Ik meng mij natuurlijk niet in uw inhoudelijk politieke afweging, maar u hebt wel met de minister "te schaften".

De vergadering wordt van 17.40 uur tot 17.45 uur geschorst.

Minister Hoogervorst:

Voorzitter. Ik begin met een vrolijke noot: ik spreek mij positief uit over een amendement van mevrouw Kant. Dat komt niet zo vaak voor, en daarom neem ik er ook even de tijd voor. Het gaat om het amendement op stuk nr. 12, waarin mevrouw Kant het vreemd noemt dat een verzekerde zijn zorgverzekering alleen na 1 november kan opzeggen als de premie- of polisvoorwaarden gewijzigd zijn. Mevrouw Kant stelt voor om die datum van 1 november te laten vervallen. Ik stem hiermee in. Het leuke aan dit amendement is dat hieruit het enorme vertrouwen spreekt dat de kosten van de zorgverzekering niet zullen stijgen en dat de premies stabiel blijven, ondanks de oplopende vergrijzing en de technologische ontwikkeling. Toen ik dat amendement zag, maakte dan ook voor een kort moment ontroering zich van mij meester.

Dan kom ik nu op de kwestie van de aan- en afmeldtermijnen. Zit dit allemaal goed in elkaar? Is er voldoende tijd voor de verzekerde om zich niet alleen aan te melden, maar ook om een verantwoorde stap te zetten met betrekking tot de aanvullende verzekeringen? De heer Heemskerk heeft daarover een amendement ingediend en de heer Omtzigt eveneens. Ik denk dat wij het in ieder geval met elkaar eens zijn dat het onwenselijk is om uit het boekjaar te breken, zoals dat in de huidige systematiek wel het geval is. Dat stelt de heer Heemskerk ook niet voor. Zijn amendement stelt voor, de maand januari te kunnen gebruiken om met terugwerkende kracht op te zeggen. Dat heeft voor degenen die met terugwerkende kracht switchen tot gevolg dat zij een maand lang kosten kunnen maken, die de verzekeraars dan onderling moeten gaan verrekenen. Daar zitten bezwaren aan vast waar ik straks nog op terugkom.

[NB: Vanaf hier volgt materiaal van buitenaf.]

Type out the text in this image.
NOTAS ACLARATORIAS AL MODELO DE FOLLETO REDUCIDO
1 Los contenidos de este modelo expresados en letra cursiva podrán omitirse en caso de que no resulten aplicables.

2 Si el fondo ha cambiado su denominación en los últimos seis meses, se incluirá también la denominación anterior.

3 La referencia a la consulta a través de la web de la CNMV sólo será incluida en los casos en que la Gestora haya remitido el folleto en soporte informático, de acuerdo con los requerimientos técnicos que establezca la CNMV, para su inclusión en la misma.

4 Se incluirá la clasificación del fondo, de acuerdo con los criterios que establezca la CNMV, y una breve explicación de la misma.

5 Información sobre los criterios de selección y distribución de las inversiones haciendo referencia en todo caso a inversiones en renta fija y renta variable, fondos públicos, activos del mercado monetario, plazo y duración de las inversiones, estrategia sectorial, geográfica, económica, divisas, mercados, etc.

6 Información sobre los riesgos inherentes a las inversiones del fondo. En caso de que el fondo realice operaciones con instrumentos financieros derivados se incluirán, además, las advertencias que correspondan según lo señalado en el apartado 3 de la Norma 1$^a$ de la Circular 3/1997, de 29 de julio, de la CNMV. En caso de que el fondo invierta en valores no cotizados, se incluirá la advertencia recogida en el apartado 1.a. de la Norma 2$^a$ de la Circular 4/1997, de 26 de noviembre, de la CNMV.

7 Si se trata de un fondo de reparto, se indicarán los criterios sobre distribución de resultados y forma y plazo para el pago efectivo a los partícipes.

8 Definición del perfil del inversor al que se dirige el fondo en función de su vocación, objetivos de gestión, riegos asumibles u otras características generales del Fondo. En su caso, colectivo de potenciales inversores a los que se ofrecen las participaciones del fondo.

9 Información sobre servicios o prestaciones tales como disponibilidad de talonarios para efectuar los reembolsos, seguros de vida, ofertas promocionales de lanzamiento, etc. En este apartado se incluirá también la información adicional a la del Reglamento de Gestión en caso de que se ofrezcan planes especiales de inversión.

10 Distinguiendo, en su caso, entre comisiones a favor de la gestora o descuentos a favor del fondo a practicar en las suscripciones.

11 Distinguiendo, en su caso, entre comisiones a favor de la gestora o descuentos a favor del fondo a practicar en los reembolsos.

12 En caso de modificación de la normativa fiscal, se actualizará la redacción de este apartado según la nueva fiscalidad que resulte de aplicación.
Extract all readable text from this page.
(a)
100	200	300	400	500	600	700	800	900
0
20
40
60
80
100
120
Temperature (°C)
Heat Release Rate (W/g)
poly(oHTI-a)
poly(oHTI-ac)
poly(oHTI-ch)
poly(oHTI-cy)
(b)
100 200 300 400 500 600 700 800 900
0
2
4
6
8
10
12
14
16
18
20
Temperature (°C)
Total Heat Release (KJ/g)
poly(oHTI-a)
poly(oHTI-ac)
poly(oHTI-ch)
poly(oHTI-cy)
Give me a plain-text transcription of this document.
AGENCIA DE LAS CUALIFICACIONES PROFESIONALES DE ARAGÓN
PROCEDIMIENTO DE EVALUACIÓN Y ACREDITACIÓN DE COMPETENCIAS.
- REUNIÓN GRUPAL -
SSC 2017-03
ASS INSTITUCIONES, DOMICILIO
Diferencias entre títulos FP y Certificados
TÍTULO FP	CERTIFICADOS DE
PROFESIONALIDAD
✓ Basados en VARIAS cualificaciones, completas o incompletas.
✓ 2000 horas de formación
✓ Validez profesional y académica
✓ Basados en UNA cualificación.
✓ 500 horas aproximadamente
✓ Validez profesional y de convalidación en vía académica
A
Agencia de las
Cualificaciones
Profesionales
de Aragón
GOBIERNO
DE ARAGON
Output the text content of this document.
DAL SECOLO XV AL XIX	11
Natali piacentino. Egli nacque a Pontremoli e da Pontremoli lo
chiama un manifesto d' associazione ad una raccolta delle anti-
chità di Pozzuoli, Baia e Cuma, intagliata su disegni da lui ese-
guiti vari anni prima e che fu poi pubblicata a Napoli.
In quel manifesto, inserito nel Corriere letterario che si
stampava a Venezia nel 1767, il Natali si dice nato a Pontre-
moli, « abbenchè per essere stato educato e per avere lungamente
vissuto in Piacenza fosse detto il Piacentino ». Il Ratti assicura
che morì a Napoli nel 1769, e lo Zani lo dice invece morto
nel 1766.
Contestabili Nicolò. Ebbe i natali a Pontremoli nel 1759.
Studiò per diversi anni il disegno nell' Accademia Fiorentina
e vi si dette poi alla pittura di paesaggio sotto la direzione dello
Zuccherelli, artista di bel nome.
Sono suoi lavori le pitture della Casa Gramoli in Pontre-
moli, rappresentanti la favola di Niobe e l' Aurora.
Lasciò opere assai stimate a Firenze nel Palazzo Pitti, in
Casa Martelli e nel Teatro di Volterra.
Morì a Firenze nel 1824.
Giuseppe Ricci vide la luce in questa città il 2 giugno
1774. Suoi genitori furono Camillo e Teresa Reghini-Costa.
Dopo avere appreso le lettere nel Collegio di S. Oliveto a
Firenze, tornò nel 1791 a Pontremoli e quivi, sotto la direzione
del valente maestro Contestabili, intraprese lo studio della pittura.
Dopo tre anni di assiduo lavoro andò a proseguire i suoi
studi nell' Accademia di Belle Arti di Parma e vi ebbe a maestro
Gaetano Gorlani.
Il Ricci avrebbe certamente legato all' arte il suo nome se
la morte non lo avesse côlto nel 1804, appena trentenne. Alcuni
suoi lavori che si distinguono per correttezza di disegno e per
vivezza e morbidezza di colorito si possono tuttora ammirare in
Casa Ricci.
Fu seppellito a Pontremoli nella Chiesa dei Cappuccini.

Laten wij eerst goed bekijken hoe groot het probleem echt is. Volgens mij ziet iedereen wel dat het probleem voor de basisverzekering niet groot is. Er is immers een acceptatieplicht. Je kunt in december opzeggen en hebt dan nog de hele maand januari om je aan te melden bij een andere verzekering. Er zou eventueel een probleem kunnen ontstaan bij de aanvullende verzekering, waar geen acceptatieplicht bestaat. Dan zou je een nieuwe verzekering willen hebben, voordat je de oude wegdoet. Is de termijn van één maand dan lang genoeg? Dat is de kern van waar de heer Heemskerk het over heeft.

Als je nog eens goed naar de zaak kijkt, denk ik dat het allemaal reuze meevalt. De verzekeraars zijn verplicht voor 1 december hun nieuwe premies bekend te maken, willen zij die op 1 januari laten ingaan. De grote verzekeraars hebben zulke enorme bestanden aan verzekerden dat zij er niet aan zullen ontkomen om half november, een week voor de verkiezingen, hun nieuwe premies bekend te maken. Die zullen dan overal gepubliceerd worden, in alle kranten en op internet. De kleine verzekeraars zijn vorig jaar begonnen en ik heb sterk het vermoeden dat zij dat dit jaar wederom zullen doen. Ik vermoed dat wij half november alle premies al weten. Dan heeft de verzekerde de facto wat de heer Omtzigt in zijn amendement beoogt: hij heeft vanaf half november de tijd om zich te oriënteren.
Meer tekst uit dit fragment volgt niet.